C’était quelque chose comme le lever d’une montagne d’ombre entre la terre et le ciel. C’était en plein jour l’ascension de la nuit. […]. Le ciel, qui de bleu était devenu blanc, était de blanc devenu gris. […]. Pas un souffle, pas un flot, pas un bruit. […]. Les oiseaux s’étaient cachés. On sentait de la trahison dans l’infini. Le grossissement de toute cette ombre s’amplifiait insensiblement. La montagne mouvante de vapeurs qui se dirigeait vers les Douvres était un de ces nuages qu’on pourrait appeler les nuages de combat. Nuages louches. à travers ces entassements obscurs, on ne sait quel strabisme vous regarde. Cette approche était terrible.

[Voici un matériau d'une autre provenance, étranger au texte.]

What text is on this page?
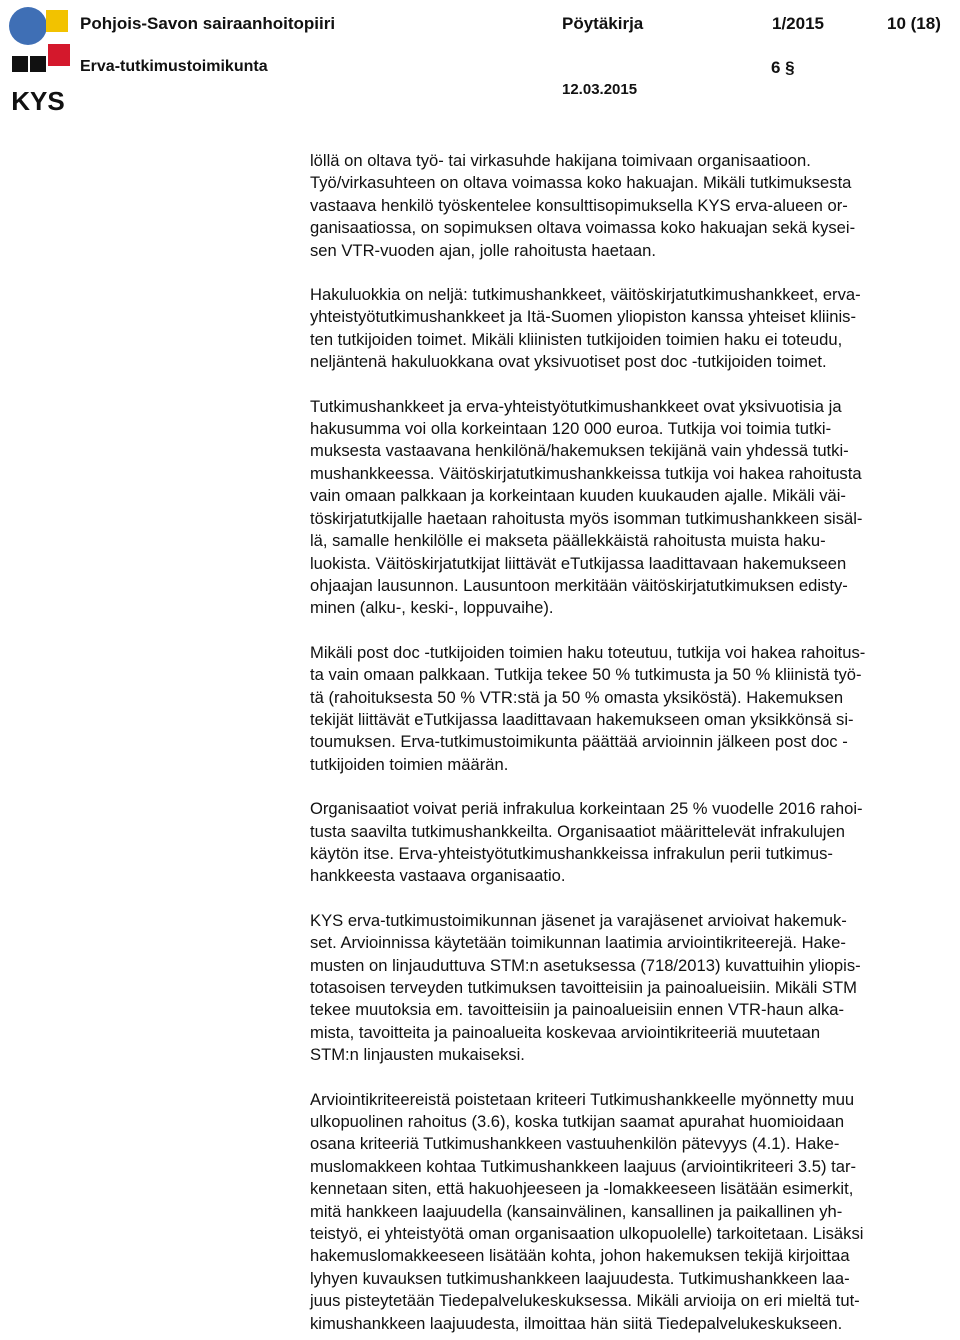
KYS
Pohjois-Savon sairaanhoitopiiri	Pöytäkirja	1/2015	10 (18)
Erva-tutkimustoimikunta	6 §
12.03.2015

löllä on oltava työ- tai virkasuhde hakijana toimivaan organisaatioon.
Työ/virkasuhteen on oltava voimassa koko hakuajan. Mikäli tutkimuksesta
vastaava henkilö työskentelee konsulttisopimuksella KYS erva-alueen or-
ganisaatiossa, on sopimuksen oltava voimassa koko hakuajan sekä kysei-
sen VTR-vuoden ajan, jolle rahoitusta haetaan.

Hakuluokkia on neljä: tutkimushankkeet, väitöskirjatutkimushankkeet, erva-
yhteistyötutkimushankkeet ja Itä-Suomen yliopiston kanssa yhteiset kliinis-
ten tutkijoiden toimet. Mikäli kliinisten tutkijoiden toimien haku ei toteudu,
neljäntenä hakuluokkana ovat yksivuotiset post doc -tutkijoiden toimet.

Tutkimushankkeet ja erva-yhteistyötutkimushankkeet ovat yksivuotisia ja
hakusumma voi olla korkeintaan 120 000 euroa. Tutkija voi toimia tutki-
muksesta vastaavana henkilönä/hakemuksen tekijänä vain yhdessä tutki-
mushankkeessa. Väitöskirjatutkimushankkeissa tutkija voi hakea rahoitusta
vain omaan palkkaan ja korkeintaan kuuden kuukauden ajalle. Mikäli väi-
töskirjatutkijalle haetaan rahoitusta myös isomman tutkimushankkeen sisäl-
lä, samalle henkilölle ei makseta päällekkäistä rahoitusta muista haku-
luokista. Väitöskirjatutkijat liittävät eTutkijassa laadittavaan hakemukseen
ohjaajan lausunnon. Lausuntoon merkitään väitöskirjatutkimuksen edisty-
minen (alku-, keski-, loppuvaihe).

Mikäli post doc -tutkijoiden toimien haku toteutuu, tutkija voi hakea rahoitus-
ta vain omaan palkkaan. Tutkija tekee 50 % tutkimusta ja 50 % kliinistä työ-
tä (rahoituksesta 50 % VTR:stä ja 50 % omasta yksiköstä). Hakemuksen
tekijät liittävät eTutkijassa laadittavaan hakemukseen oman yksikkönsä si-
toumuksen. Erva-tutkimustoimikunta päättää arvioinnin jälkeen post doc -
tutkijoiden toimien määrän.

Organisaatiot voivat periä infrakulua korkeintaan 25 % vuodelle 2016 rahoi-
tusta saavilta tutkimushankkeilta. Organisaatiot määrittelevät infrakulujen
käytön itse. Erva-yhteistyötutkimushankkeissa infrakulun perii tutkimus-
hankkeesta vastaava organisaatio.

KYS erva-tutkimustoimikunnan jäsenet ja varajäsenet arvioivat hakemuk-
set. Arvioinnissa käytetään toimikunnan laatimia arviointikriteerejä. Hake-
musten on linjauduttuva STM:n asetuksessa (718/2013) kuvattuihin yliopis-
totasoisen terveyden tutkimuksen tavoitteisiin ja painoalueisiin. Mikäli STM
tekee muutoksia em. tavoitteisiin ja painoalueisiin ennen VTR-haun alka-
mista, tavoitteita ja painoalueita koskevaa arviointikriteeriä muutetaan
STM:n linjausten mukaiseksi.

Arviointikriteereistä poistetaan kriteeri Tutkimushankkeelle myönnetty muu
ulkopuolinen rahoitus (3.6), koska tutkijan saamat apurahat huomioidaan
osana kriteeriä Tutkimushankkeen vastuuhenkilön pätevyys (4.1). Hake-
muslomakkeen kohtaa Tutkimushankkeen laajuus (arviointikriteeri 3.5) tar-
kennetaan siten, että hakuohjeeseen ja -lomakkeeseen lisätään esimerkit,
mitä hankkeen laajuudella (kansainvälinen, kansallinen ja paikallinen yh-
teistyö, ei yhteistyötä oman organisaation ulkopuolelle) tarkoitetaan. Lisäksi
hakemuslomakkeeseen lisätään kohta, johon hakemuksen tekijä kirjoittaa
lyhyen kuvauksen tutkimushankkeen laajuudesta. Tutkimushankkeen laa-
juus pisteytetään Tiedepalvelukeskuksessa. Mikäli arvioija on eri mieltä tut-
kimushankkeen laajuudesta, ilmoittaa hän siitä Tiedepalvelukeskukseen.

Pour croire à la pieuvre, il faut l’avoir vue. Comparées à la pieuvre, les vieilles hydres font sourire. […]. Orphée, Homère et Hésiode n’ont pu faire que la Chimère ; Dieu a fait la pieuvre. Quand Dieu veut, il excelle dans l’exécrable. Le pourquoi de cette volonté est l’effroi du penseur religieux. Tous les idéals étant admis, si l’épouvante est un but, la pieuvre est un chef-d’œuvre.


La pieuvre n’a pas de masse musculaire, pas de cri menaçant, pas de cuirasse, pas de corne, pas de dard, pas de pince, pas de queue prenante ou contondante, pas d’ailerons tranchants, pas d’ailerons onglés, pas d’épines, pas d’épée, pas de décharge électrique, pas de virus, pas de venin, pas de griffes, pas de bec, pas de dents. La pieuvre est de toutes les bêtes la plus formidablement armée. Qu’est-ce donc que la pieuvre ? C’est la ventouse.


Gilliatt avait silencieusement accosté les Bravées, et avait amarré la panse à l’anneau de la durande sous la fenêtre de mess Lethierry. Puis il avait sauté par-dessus le bordage et pris terre. Gilliatt, laissant derrière lui la panse à quai, tourna la maison, longea une ruette, puis une autre, ne regarda même pas l’embranchement de sentier qui menait au bû de la rue, et au bout de quelques minutes, s’arrêta dans ce recoin de muraille où il y avait une mauve sauvage à fleurs roses en juin, du houx, du lierre et des orties. […]. Comme une bête rentrée au trou, glissant plutôt que marchant, il se blottit. Une fois assis, il ne fit plus un mouvement.